Violet is an interesting character. She loves art and Japanese culture but her love of manga and use of Japanese words in her everyday lexicon makes it seem like she’s fetishizing the Japanese culture. It’s a bit awkward, especially at the beginning as Violet feels like she knows everything about Japan but when she arrives in Tokyo it’s a shock to her. It was quite nice to show that while Violet definitely had an interest in Japan and manga, she didn’t really know as much as she thought she did.
Also Violet is just sixteen and it’s slightly unbelievable that the FBI would allow her to know about a sting operation and generally know pretty much the entirety of the investigation. Violet always managed to be able to sit in on important phone calls or meetings to know what the authorities were trying to do to catch the thieves. Also the FBI would take her random theories about who might have had motive at face value and believe her straight away, while it obviously helps the story that Violet is involved with what’s happening, it’s sometimes a bit too convenient.

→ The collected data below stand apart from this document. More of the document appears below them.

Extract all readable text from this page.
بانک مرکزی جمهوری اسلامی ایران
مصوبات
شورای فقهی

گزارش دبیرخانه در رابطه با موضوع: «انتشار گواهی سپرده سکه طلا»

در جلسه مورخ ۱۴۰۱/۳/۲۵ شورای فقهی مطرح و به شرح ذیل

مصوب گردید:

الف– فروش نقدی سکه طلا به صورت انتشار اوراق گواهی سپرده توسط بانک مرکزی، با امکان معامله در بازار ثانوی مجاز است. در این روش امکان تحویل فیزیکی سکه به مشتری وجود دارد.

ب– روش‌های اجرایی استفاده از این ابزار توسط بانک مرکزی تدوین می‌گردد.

A slide-plot to Tokyo Heist is Violet and her relationship with her dad which really isn’t great. Her dad reminds me of those people who shouldn’t have really had kids, he’s not abusive but he is just so focussed on his artwork that he often snaps at Violet or ignores her completely. I really didn’t like him and his obliviousness to his daughter’s feelings so every time he appeared he got on my nerves.
One of the highlights of Tokyo Heist is the story’s locations. Seattle is a busy city but because it’s Violet’s hometown it doesn’t feel so alien compared to how she feels when she’s in Tokyo. The descriptions of Tokyo are very vivid and the peaceful Kyoto sounds beautiful.
Tokyo Heist is a mystery with a love of art. It is sometimes a bit unbelievable but if you can get over that you should enjoy it. 3/5.